Nesta Champions, o argentino somou 11 gols. Faltou, entretanto, brilhar nas quartas de final – o Barcelona parou na Juve de Buffon (0 a 3 na Itália, 0 a 0 na Espanha).

Fora Messi, algum outro?

Não, a não ser que na decisão da Champions os argentinos Dybala e Higuaín, ambos da Juventus, de temporadas ótimas mas sem a portentosidade de Buffon, marquem três ou quatro gols, fazendo o jogo da vida. Aí viram candidatos.

Em tempo 1: Para o leitor não tão esclarecido, é relevante informar quem vota nas eleições de melhor do mundo. Na da Fifa, os treinadores das seleções, os capitães das seleções, jornalistas especializados e o público (pelo site da entidade) – o peso de cada um é de 25%. Na da “France Football”, apenas jornalistas esportivos.

Em tempo 2: A partir deste ano, a Fifa decidiu que o seu melhor do mundo será o atleta que mais se destacou na temporada – neste caso, a de 2016/2017 – e não mais na maior parte do ano em curso.

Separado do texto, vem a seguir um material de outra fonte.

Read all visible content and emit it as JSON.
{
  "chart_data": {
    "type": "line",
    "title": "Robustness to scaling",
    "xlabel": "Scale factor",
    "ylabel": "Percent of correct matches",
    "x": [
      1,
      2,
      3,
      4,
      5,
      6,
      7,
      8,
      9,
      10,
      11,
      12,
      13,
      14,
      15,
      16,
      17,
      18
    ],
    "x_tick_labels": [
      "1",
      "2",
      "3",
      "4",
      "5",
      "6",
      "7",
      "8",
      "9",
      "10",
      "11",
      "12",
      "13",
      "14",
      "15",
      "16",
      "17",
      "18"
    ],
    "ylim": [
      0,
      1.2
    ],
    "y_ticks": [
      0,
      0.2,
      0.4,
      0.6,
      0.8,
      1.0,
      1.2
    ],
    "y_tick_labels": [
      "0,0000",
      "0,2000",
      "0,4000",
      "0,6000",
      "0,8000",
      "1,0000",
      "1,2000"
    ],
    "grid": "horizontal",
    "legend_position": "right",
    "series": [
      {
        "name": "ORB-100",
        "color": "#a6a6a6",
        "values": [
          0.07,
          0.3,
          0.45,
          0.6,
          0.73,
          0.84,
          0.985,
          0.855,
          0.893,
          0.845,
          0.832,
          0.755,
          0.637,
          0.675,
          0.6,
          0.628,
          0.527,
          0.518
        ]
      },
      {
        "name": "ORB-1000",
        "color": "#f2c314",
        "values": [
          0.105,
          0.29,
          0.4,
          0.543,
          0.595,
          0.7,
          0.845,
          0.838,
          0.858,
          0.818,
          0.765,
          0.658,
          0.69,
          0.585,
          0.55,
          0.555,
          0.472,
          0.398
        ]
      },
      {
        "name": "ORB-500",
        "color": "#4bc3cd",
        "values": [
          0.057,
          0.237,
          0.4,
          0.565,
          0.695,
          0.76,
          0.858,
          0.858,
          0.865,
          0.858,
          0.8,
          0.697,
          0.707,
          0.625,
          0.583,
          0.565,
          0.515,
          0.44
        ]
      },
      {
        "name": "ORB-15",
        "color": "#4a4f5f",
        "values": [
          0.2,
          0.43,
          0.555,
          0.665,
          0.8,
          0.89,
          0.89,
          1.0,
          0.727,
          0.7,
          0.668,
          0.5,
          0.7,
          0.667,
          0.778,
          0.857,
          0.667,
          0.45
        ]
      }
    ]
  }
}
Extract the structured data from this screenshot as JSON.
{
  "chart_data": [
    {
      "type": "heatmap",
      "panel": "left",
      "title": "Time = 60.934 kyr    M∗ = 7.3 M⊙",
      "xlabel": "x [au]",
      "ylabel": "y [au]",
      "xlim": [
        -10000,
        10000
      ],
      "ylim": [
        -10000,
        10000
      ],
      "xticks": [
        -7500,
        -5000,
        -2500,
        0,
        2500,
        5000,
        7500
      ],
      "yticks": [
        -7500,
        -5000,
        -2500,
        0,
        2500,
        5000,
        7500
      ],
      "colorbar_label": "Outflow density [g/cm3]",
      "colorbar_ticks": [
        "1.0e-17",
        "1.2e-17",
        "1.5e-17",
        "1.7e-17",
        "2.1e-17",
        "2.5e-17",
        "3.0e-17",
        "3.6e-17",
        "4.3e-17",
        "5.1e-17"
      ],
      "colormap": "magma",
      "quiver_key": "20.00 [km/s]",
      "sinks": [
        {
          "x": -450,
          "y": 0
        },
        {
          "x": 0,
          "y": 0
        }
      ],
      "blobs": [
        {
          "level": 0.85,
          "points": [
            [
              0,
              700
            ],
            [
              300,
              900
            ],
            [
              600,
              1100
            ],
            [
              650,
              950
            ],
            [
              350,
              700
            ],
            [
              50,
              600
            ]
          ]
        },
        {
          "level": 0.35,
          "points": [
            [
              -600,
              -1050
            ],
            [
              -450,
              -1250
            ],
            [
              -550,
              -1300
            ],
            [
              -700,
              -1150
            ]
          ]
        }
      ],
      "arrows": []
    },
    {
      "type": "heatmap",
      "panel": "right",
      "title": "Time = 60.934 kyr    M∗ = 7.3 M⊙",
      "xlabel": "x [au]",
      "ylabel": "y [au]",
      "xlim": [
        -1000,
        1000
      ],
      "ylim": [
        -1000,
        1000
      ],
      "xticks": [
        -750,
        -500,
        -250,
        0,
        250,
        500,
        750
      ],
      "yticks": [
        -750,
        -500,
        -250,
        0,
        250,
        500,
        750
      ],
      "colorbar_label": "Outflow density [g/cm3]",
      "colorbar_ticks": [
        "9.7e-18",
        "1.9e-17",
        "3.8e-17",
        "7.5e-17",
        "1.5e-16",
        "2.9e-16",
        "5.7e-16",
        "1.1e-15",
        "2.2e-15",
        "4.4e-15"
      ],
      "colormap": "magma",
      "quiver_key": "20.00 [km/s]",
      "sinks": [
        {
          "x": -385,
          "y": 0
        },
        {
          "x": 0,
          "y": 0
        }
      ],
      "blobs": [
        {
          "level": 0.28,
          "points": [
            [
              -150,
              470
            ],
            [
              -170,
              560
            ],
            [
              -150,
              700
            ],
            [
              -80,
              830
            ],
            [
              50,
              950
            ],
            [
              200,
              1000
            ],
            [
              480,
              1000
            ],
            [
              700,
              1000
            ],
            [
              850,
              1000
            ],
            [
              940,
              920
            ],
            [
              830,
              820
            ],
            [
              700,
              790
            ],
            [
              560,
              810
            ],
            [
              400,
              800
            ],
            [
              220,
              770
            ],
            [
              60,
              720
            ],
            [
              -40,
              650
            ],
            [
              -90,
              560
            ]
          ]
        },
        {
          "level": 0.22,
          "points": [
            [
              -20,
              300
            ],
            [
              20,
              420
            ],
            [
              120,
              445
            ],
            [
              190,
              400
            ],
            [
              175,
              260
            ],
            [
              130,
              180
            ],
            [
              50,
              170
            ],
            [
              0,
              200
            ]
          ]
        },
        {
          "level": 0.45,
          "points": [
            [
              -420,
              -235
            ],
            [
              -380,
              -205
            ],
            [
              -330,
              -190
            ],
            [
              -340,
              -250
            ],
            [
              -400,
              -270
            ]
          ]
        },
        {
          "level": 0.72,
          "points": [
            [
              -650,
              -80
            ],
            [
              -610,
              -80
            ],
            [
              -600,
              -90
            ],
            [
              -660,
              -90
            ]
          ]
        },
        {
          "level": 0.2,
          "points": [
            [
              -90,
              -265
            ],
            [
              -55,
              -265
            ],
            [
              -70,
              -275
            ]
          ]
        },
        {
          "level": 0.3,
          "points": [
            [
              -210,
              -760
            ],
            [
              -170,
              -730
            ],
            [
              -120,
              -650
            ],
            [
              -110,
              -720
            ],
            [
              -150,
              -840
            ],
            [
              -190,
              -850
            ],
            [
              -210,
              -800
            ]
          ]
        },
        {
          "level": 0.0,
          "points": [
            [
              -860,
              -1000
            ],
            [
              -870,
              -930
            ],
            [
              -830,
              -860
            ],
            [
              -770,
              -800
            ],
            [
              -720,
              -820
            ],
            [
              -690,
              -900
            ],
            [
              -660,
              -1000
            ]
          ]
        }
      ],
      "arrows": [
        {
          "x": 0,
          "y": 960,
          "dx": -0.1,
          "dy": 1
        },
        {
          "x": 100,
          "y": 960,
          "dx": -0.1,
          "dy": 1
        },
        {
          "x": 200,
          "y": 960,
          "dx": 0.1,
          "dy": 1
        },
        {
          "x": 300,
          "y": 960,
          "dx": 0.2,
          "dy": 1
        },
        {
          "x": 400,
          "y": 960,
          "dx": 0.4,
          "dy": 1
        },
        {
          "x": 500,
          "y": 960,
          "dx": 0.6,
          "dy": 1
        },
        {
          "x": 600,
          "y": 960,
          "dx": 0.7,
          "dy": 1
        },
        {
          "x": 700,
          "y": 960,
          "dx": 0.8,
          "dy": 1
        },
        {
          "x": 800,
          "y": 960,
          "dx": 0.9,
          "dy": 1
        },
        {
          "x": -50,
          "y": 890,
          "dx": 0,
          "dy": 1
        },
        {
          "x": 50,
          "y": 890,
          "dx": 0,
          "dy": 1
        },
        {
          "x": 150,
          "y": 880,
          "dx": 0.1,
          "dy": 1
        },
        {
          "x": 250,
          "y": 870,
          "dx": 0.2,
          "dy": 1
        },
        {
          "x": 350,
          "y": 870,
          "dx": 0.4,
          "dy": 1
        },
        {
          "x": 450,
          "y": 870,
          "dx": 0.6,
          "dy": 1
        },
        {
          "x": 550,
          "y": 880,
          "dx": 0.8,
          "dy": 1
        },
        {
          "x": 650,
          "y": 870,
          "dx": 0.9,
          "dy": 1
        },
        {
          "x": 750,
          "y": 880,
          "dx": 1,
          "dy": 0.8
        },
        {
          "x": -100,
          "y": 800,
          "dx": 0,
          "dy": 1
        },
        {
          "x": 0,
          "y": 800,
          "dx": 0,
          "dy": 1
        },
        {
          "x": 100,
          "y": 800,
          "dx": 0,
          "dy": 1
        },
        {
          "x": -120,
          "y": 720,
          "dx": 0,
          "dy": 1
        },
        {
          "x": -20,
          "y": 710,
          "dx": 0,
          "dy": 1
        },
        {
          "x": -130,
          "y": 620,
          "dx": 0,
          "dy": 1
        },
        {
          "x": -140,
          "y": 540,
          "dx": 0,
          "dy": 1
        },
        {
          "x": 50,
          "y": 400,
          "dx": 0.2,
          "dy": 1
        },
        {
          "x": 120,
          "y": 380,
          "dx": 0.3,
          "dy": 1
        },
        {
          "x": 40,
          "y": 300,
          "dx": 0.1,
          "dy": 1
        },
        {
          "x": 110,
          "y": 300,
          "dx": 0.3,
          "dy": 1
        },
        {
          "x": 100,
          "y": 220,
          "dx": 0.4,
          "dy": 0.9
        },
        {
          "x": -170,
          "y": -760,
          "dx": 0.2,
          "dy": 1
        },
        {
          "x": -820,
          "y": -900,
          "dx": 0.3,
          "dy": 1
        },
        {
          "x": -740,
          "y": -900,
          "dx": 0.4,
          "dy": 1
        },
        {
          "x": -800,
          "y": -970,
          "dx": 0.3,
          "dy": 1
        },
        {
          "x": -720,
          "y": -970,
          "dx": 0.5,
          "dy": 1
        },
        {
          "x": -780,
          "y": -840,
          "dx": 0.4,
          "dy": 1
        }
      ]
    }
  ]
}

O período de avaliação para a escolha do melhor futebolista do ano passado foi de novembro de 2015 até novembro de 2016. O próximo escolhido será avaliado de agosto de 2016 a julho de 2017. De acordo com a entidade máxima do futebol, a modificação ocorre para respeitar o que ela chama de “ano real do futebol”. “A temporada começa na maior parte dos países em agosto e termina em junho/julho”, afirmou a “O Mundo é uma Bola” Giovanni Marti, do departamento de relações com a mídia da Fifa. Ele acrescentou: “Sabemos que há campeonatos em alguns países que acabam em novembro/dezembro. As edições anteriores (da premiação de melhor do mundo) nos mostraram que não há candidatos desses países. Se isso mudar, nós revisaremos o regulamento.”